Not being able to cut the tape “would essentially have meant that we couldn’t use sound bites from this candidate,” though Carper conceded it was a tradeoff, because the interviewee came across as more coherent in edited form.

Editors at the workshop all agreed that cuts should preserve the meaning of what was originally said. Most said they would change the order of questions if it made the interview clearer, again without changing the meaning.

Daniel McDonald of WRGC in Georgia remembered one case “when I took two similar — almost redundant — questions/answers and used the more direct question with the more direct response.”

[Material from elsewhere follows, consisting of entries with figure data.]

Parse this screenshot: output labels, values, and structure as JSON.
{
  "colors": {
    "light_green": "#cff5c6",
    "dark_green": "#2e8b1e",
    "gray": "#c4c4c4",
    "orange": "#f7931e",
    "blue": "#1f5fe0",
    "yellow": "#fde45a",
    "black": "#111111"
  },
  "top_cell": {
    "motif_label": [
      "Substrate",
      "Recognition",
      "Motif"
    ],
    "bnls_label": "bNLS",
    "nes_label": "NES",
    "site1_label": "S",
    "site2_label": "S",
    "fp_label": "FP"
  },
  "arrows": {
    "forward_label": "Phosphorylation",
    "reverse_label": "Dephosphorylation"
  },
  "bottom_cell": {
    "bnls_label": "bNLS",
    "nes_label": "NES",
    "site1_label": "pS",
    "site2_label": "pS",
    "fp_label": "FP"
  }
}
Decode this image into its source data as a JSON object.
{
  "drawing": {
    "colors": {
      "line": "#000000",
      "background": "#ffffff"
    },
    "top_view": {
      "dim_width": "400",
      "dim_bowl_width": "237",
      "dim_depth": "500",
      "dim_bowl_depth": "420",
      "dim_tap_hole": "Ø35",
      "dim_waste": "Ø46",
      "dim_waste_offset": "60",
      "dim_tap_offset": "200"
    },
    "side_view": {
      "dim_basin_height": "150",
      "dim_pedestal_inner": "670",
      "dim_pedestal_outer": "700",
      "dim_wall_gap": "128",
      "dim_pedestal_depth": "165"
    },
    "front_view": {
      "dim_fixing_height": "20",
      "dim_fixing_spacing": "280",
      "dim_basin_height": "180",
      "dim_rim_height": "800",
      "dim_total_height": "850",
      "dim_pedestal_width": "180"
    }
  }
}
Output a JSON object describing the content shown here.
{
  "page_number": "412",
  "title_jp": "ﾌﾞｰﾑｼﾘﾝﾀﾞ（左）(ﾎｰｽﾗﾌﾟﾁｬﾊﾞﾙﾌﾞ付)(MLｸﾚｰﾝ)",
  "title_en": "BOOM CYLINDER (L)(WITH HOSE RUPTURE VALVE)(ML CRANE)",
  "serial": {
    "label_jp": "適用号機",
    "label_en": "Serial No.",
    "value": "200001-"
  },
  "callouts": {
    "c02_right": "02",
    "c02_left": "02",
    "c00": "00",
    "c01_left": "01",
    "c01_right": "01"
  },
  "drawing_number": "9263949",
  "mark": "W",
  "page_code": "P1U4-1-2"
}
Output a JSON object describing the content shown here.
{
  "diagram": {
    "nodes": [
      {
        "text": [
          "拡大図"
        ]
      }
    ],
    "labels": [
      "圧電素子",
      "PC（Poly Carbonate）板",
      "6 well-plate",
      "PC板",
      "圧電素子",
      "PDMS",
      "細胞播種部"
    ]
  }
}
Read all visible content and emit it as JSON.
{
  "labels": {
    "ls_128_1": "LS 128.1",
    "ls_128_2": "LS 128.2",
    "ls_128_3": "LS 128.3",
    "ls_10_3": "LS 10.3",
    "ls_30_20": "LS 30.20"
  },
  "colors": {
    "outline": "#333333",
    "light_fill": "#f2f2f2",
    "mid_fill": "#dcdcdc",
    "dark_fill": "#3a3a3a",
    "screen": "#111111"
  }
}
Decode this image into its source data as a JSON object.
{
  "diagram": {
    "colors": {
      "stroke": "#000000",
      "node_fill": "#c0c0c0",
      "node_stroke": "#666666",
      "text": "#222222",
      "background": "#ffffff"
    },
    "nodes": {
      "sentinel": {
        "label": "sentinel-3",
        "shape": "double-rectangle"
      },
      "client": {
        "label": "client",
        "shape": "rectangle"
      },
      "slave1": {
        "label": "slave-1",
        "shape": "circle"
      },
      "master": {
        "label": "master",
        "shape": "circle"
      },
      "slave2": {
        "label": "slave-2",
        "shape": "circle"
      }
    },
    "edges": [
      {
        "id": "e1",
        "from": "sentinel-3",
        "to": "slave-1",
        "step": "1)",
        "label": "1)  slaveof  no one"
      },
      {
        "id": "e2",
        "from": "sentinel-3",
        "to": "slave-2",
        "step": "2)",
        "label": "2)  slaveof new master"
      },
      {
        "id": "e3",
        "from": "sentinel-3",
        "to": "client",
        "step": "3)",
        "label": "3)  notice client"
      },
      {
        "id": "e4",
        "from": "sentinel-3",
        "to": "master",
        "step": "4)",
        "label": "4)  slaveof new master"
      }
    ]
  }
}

Regarding internal edits, he tells his production assistants “that you have to listen critically, make sure you’re not wiping away a nonverbal clue to the speaker’s meaning or intention. Sometimes the silence speaks volumes. Sometimes the ums, false starts, etc. convey an emotion that says more than the words.”

Are there rules governing the practice? NPR’s Ethics Guide says that any editing of a discussion with a guest must be “true to the meaning of their words,” but that leaves a lot open to interpretation.

So here are some general guidelines:

“Cleaning up” tape

This refers to removing ums and ahs, as well as stumbles and pauses, from an answer. Most of the time this is fine, as long as you are not removing something that suggested the interviewee was reluctant or unable to respond to a question. But cleaning up too much could yield unnatural-sounding, rapid-fire conversation, so you may want to choose some internal edits to leave in. Remember, you are doing this primarily as a service to the listener, not to make the guest sound better.

Internal edits and wholesale removal of Q&As

It’s OK to cut parenthetical remarks or digressions, as well as entire questions and answers, as long as essential context remains and the meaning is not altered in any way. “No one we interview should be surprised by what they hear or read themselves saying,” says NPR’s Ethics Guide.

Rearranging questions

This is also OK, as long as the same standard is maintained — that the meaning is not changed. Be careful not to move an answer ahead of another one that contains necessary first-reference context.

What you never cut

NPR does not clean up presidential remarks. We leave in ums, ahs, everything. We don’t even shorten pauses. This also applies to vice presidents and, during election campaigns, to the two major parties’ nominees for president, once they are determined.

The guidelines above also apply to hosts. It’s OK to clean up their speech, but not alter the question.

Edits are ultimately judgment calls. But Zuckerman of WLRN, who is also president of PMJA, says editors and producers shouldn’t take the easy road and let interviews run longer than they should.

“We have to think about why people come to us, versus other things they could be doing,” she said. “If people are bored listening to us, then there’s no point in doing what we do.”


Weekend Edition producer Peter Breslow’s take on cutting interviews

Our goal should be to distill the essence of the conversation in a way that is truthful and listenable. I liken it to photography. A photographer will go out and shoot a bunch of frames and then choose the one that captures the moment.

In terms of manipulating the audio, I come down on the side of the less you do the better. I will flip questions and even combine two into one if it helps with comprehension, but I try not to overdo it. I think we all know when we are being truthful and fair while making a cut and we should let that guide us.

Being truthful means leaving in moments where the interviewee is struggling for an answer IF it has to do with the subject matter, but not if they are simply not very articulate. Even when I do cosmetic edits to clean up an answer, I may also leave in some stammers and “ums.” We don’t want the conversation to sound too pristine or it doesn’t sound like a conversation.

I have edited thousands of two-ways in my time at NPR and no one has ever complained about the way they came across on the radio. If anything, they usually comment on how good we made them sound. Of course! We’ve cleaned up their answers and made them appear much more succinct than anyone ever does in real life. That’s all part of the conceit of what we do, and I think our listeners understand this.


Jerome Socolovsky is the NPR Training team's Audio Journalism Trainer.